For visualization purposes we just show the first feature images of the last/deepest convolutional layer again. These images will be multiplied with the weight-adaptions explained above.

num_features = 4
images = []
image_names = []

for i, f in enumerate(features[-1][0][:num_features]):
    images.append(f.detach().cpu().numpy())
    image_names.append(f"Feature {i+1}")
    
visualize_image_list(images, image_names)
../_images/80678a44ec43092263e4a2574a9dc36021f5bb767c6db3828c2c27e49fa2a726.png
# Create CAM
cam = torch.zeros(features[-1].shape[2:], dtype=torch.float32)

# Multiply weights with feature maps and sum
for i, w in enumerate(weight_adaption):
    cam += w * features[-1][0][i]

After multiplication, these images will be summarized into a single image that shows us where in the specific image the network is looking when checking the speicified class. This is a class-activation map.

projected_cam = torch.maximum(cam, torch.tensor(0)).detach().cpu().numpy()

stackview.insight(projected_cam)
shape(13, 13)
dtypefloat32
size676.0 B
min0.0
max0.16129449

Overlay#

To visualize this map on top of the original image, we create an upsampled, interpolated image of it.

upsampled_cam = resize(projected_cam, (original_image.shape[0], original_image.shape[1]))

stackview.insight(upsampled_cam)
shape(400, 400)
dtypefloat32
size625.0 kB
min0.0
max0.16114752

These two images can be visualized on top of each other.

stackview.imshow(original_image, continue_drawing=True)
stackview.imshow(upsampled_cam, colormap='viridis', alpha=0.6)
../_images/c5c4d5512775f39d6e48499bcca8c23cdd7aff92b467075082485af7d196c563.png

Class activation maps for different classes#

We can compute this visualization also for other classes. To simplify this, we write a Python helper function, which does the same as above.

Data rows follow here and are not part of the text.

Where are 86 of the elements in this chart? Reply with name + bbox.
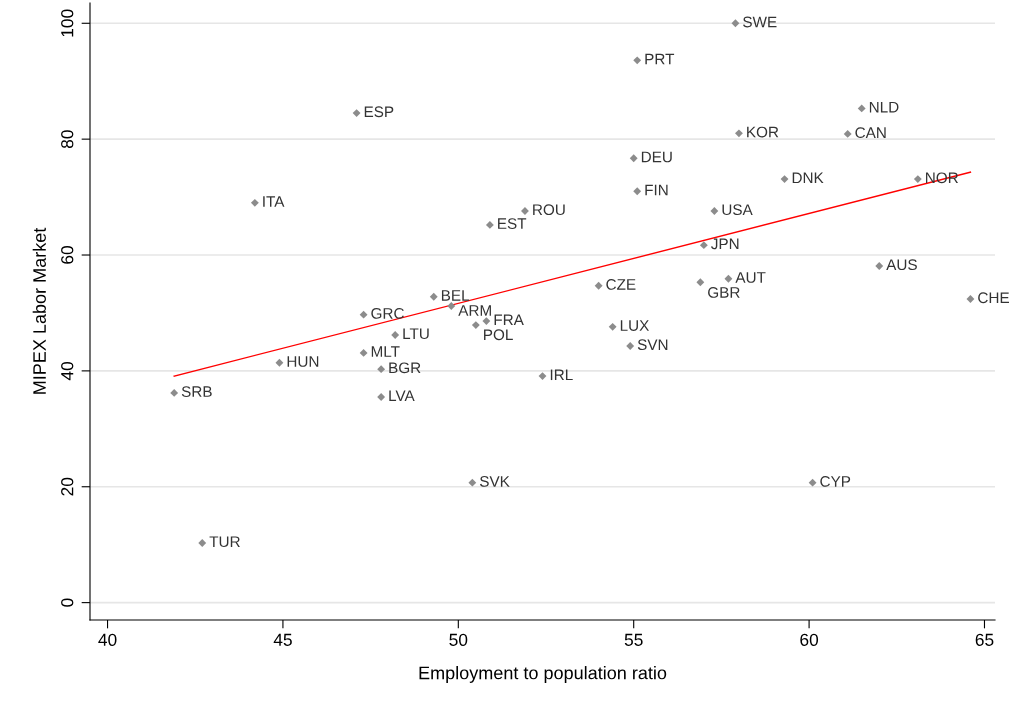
- point: [808, 478, 817, 487]
- annotation: BEL: [441, 290, 470, 301]
- x-tick-label: 65: [975, 633, 994, 646]
- y-axis-title: MIPEX Labor Market: [32, 227, 46, 394]
- point: [359, 310, 368, 319]
- annotation: DEU: [641, 151, 672, 163]
- point: [626, 342, 635, 350]
- x-tick-label: 60: [800, 633, 819, 646]
- point: [377, 393, 386, 401]
- point: [468, 478, 477, 487]
- point: [633, 56, 642, 65]
- point: [359, 349, 368, 357]
- point: [170, 388, 179, 397]
- point: [699, 241, 708, 250]
- y-tick-label: 80: [61, 130, 74, 149]
- annotation: CYP: [820, 475, 851, 487]
- x-axis-title: Employment to population ratio: [419, 666, 667, 683]
- annotation: USA: [722, 204, 753, 216]
- annotation: FRA: [494, 314, 524, 326]
- annotation: SVK: [479, 475, 510, 487]
- annotation: FIN: [645, 184, 668, 196]
- annotation: TUR: [209, 536, 240, 548]
- annotation: AUT: [735, 272, 766, 283]
- annotation: CZE: [606, 279, 636, 290]
- point: [198, 539, 207, 547]
- annotation: LUX: [620, 320, 649, 331]
- point: [966, 295, 975, 303]
- x-tick-label: 50: [449, 633, 468, 646]
- point: [633, 187, 642, 196]
- annotation: HUN: [287, 356, 319, 367]
- x-tick-label: 45: [273, 633, 292, 646]
- point: [875, 262, 884, 270]
- annotation: ESP: [364, 106, 394, 118]
- y-tick-label: 0: [61, 598, 74, 607]
- point: [447, 302, 456, 310]
- point: [429, 292, 438, 301]
- point: [608, 322, 617, 331]
- annotation: EST: [498, 218, 527, 229]
- annotation: IRL: [550, 369, 573, 381]
- y-tick-label: 20: [61, 477, 74, 496]
- annotation: CAN: [855, 127, 886, 139]
- annotation: KOR: [747, 126, 779, 138]
- point: [250, 198, 259, 207]
- annotation: NLD: [869, 101, 899, 113]
- y-tick-label: 60: [61, 246, 74, 264]
- point: [377, 365, 386, 374]
- point: [629, 154, 638, 163]
- x-tick-label: 55: [624, 633, 643, 646]
- y-tick-label: 100: [61, 9, 74, 37]
- point: [594, 281, 603, 290]
- annotation: GBR: [708, 287, 740, 298]
- annotation: LTU: [403, 328, 429, 340]
- point: [275, 358, 284, 367]
- annotation: JPN: [711, 238, 739, 250]
- annotation: PRT: [645, 53, 675, 65]
- point: [538, 372, 547, 381]
- annotation: POL: [484, 329, 513, 341]
- annotation: LVA: [389, 390, 415, 401]
- point: [391, 331, 400, 339]
- annotation: GRC: [371, 307, 404, 319]
- annotation: CHE: [978, 292, 1009, 304]
- annotation: SRB: [181, 386, 212, 397]
- point: [352, 109, 361, 117]
- annotation: ARM: [458, 305, 491, 316]
- point: [843, 130, 852, 138]
- annotation: DNK: [792, 172, 824, 184]
- annotation: ITA: [263, 196, 285, 207]
- point: [482, 317, 491, 325]
- annotation: BGR: [389, 362, 421, 374]
- point: [735, 129, 743, 138]
- point: [731, 19, 740, 28]
- point: [471, 321, 480, 330]
- x-tick-label: 40: [98, 633, 117, 646]
- annotation: SVN: [637, 339, 668, 351]
- y-tick-label: 40: [61, 361, 74, 381]
- point: [857, 104, 866, 113]
- annotation: MLT: [371, 346, 400, 357]
- annotation: ROU: [533, 204, 565, 216]
- point: [780, 175, 789, 184]
- point: [696, 278, 705, 287]
- point: [485, 220, 494, 229]
- annotation: AUS: [886, 259, 917, 271]
- point: [710, 207, 719, 215]
- point: [913, 175, 922, 184]
- point: [724, 274, 733, 283]
- annotation: SWE: [743, 16, 777, 28]
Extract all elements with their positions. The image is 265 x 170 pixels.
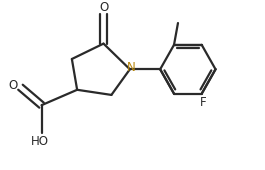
Text: N: N <box>127 61 136 74</box>
Text: O: O <box>99 1 108 14</box>
Text: F: F <box>200 96 206 109</box>
Text: O: O <box>8 79 17 92</box>
Text: HO: HO <box>30 135 48 148</box>
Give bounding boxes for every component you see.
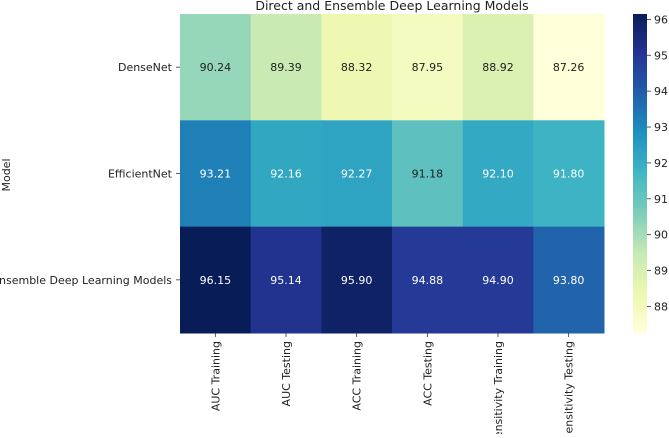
heatmap-cell-densenet-auc-testing (250, 14, 322, 121)
colorbar-tick-label: 93 (654, 121, 668, 134)
heatmap-cell-efficientnet-sensitivity-training (462, 120, 534, 228)
cell-value-label: 94.90 (482, 274, 514, 287)
heatmap-cell-densenet-auc-training (180, 14, 252, 121)
column-labels: AUC Training AUC Testing ACC Training ACC T… (209, 333, 576, 438)
colorbar-tick-label: 92 (654, 157, 668, 170)
cell-value-label: 93.21 (200, 168, 232, 181)
column-label-auc-training: AUC Training (209, 341, 222, 411)
heatmap-cell-efficientnet-auc-testing (250, 120, 322, 228)
column-label-sensitivity-testing: Sensitivity Testing (563, 341, 576, 434)
cell-value-label: 96.15 (200, 274, 232, 287)
heatmap-cell-efficientnet-acc-testing (392, 120, 464, 228)
colorbar-tick-label: 89 (654, 265, 668, 278)
cell-value-label: 90.24 (200, 61, 232, 74)
row-labels: DenseNet EfficientNet Ensemble Deep Learni… (0, 61, 180, 287)
colorbar-tick-label: 88 (654, 300, 668, 313)
colorbar-tick-label: 95 (654, 49, 668, 62)
heatmap-cell-densenet-sensitivity-testing (533, 14, 605, 121)
heatmap-cell-ensemble-deep-learning-models-sensitivity-testing (533, 226, 605, 334)
cell-value-label: 91.18 (412, 168, 444, 181)
cell-value-label: 92.10 (482, 168, 514, 181)
heatmap-cell-efficientnet-acc-training (321, 120, 393, 228)
cell-value-label: 87.26 (553, 61, 585, 74)
heatmap-cell-ensemble-deep-learning-models-acc-testing (392, 226, 464, 334)
heatmap-cell-densenet-acc-training (321, 14, 393, 121)
cell-value-label: 91.80 (553, 168, 585, 181)
heatmap-cell-ensemble-deep-learning-models-sensitivity-training (462, 226, 534, 334)
cell-value-label: 87.95 (412, 61, 444, 74)
row-label-ensemble-deep-learning-models: Ensemble Deep Learning Models (0, 274, 172, 287)
heatmap-cells: 90.24 89.39 88.32 87.95 88.92 87.26 93.21 92.16… (180, 14, 605, 334)
colorbar-tick-label: 96 (654, 13, 668, 26)
cell-value-label: 88.92 (482, 61, 514, 74)
cell-value-label: 95.90 (341, 274, 373, 287)
row-label-densenet: DenseNet (118, 61, 173, 74)
column-label-sensitivity-training: Sensitivity Training (492, 341, 505, 434)
cell-value-label: 95.14 (270, 274, 302, 287)
y-axis-label: Model (0, 158, 13, 191)
colorbar (633, 14, 647, 333)
column-label-auc-testing: AUC Testing (280, 341, 293, 406)
chart-title: Direct and Ensemble Deep Learning Models (255, 0, 528, 13)
column-label-acc-training: ACC Training (351, 341, 364, 411)
colorbar-ticks: 88 89 90 91 92 93 94 95 96 (647, 13, 668, 313)
heatmap-cell-efficientnet-auc-training (180, 120, 252, 228)
heatmap-cell-ensemble-deep-learning-models-auc-testing (250, 226, 322, 334)
colorbar-tick-label: 94 (654, 85, 668, 98)
cell-value-label: 92.16 (270, 168, 302, 181)
colorbar-tick-label: 91 (654, 193, 668, 206)
column-label-acc-testing: ACC Testing (421, 341, 434, 406)
heatmap-cell-densenet-sensitivity-training (462, 14, 534, 121)
cell-value-label: 94.88 (412, 274, 444, 287)
colorbar-tick-label: 90 (654, 229, 668, 242)
heatmap-cell-efficientnet-sensitivity-testing (533, 120, 605, 228)
heatmap-cell-ensemble-deep-learning-models-auc-training (180, 226, 252, 334)
cell-value-label: 93.80 (553, 274, 585, 287)
heatmap-cell-ensemble-deep-learning-models-acc-training (321, 226, 393, 334)
cell-value-label: 92.27 (341, 168, 373, 181)
row-label-efficientnet: EfficientNet (108, 168, 173, 181)
cell-value-label: 89.39 (270, 61, 302, 74)
heatmap-cell-densenet-acc-testing (392, 14, 464, 121)
cell-value-label: 88.32 (341, 61, 373, 74)
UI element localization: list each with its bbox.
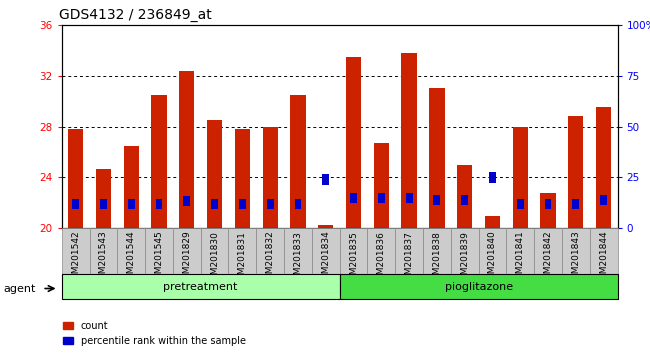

def show_cam_for_class(class_name):
    class_idx = [class_to_idx[class_name]]
    output = model(input_tensor)
    
    model.zero_grad()
    one_hot = torch.zeros_like(output)
    one_hot[0][class_idx[0]] = 1
    output.backward(gradient=one_hot)
    
    feature_weights = torch.mean(gradients[-1], dim=(2, 3))[0]
    
    # Create CAM
    cam = torch.zeros(features[-1].shape[2:], dtype=torch.float32)
    
    # Multiply weights with feature maps and sum
    for i, w in enumerate(feature_weights):
        cam += w * features[-1][0][i]
    
    projected_cam = torch.maximum(cam, torch.tensor(0)).detach().cpu().numpy()
    
    upsampled_cam = resize(projected_cam, (original_image.shape[0], original_image.shape[1]))
    
    stackview.imshow(original_image, continue_drawing=True)
    stackview.imshow(upsampled_cam, colormap='viridis', alpha=0.6)

show_cam_for_class("palace")
../_images/0529aa28489e7597e63e59cd29e9839c13e9550bc01b2a77077fab7f4bdf30c1.png
show_cam_for_class("flagpole")
../_images/f644ab7d83edf5f33cc8eeaa5819dec6a6e124b7d6b18ac2497e682c1defe22c.png
show_cam_for_class("great white shark")
../_images/7bc2adb2765178f3f27d13760341abc713c109554ad316dfadea9f14c4228fc1.png

Exercise#

What needs to be changed above to make sure the classification returns “car”?

Exercise#

Write a Python function that takes an image filename as parameter and returns the class name as string and a corresponding CAM image. Call this function in a loop which iterates over all images in the folder ‘data’.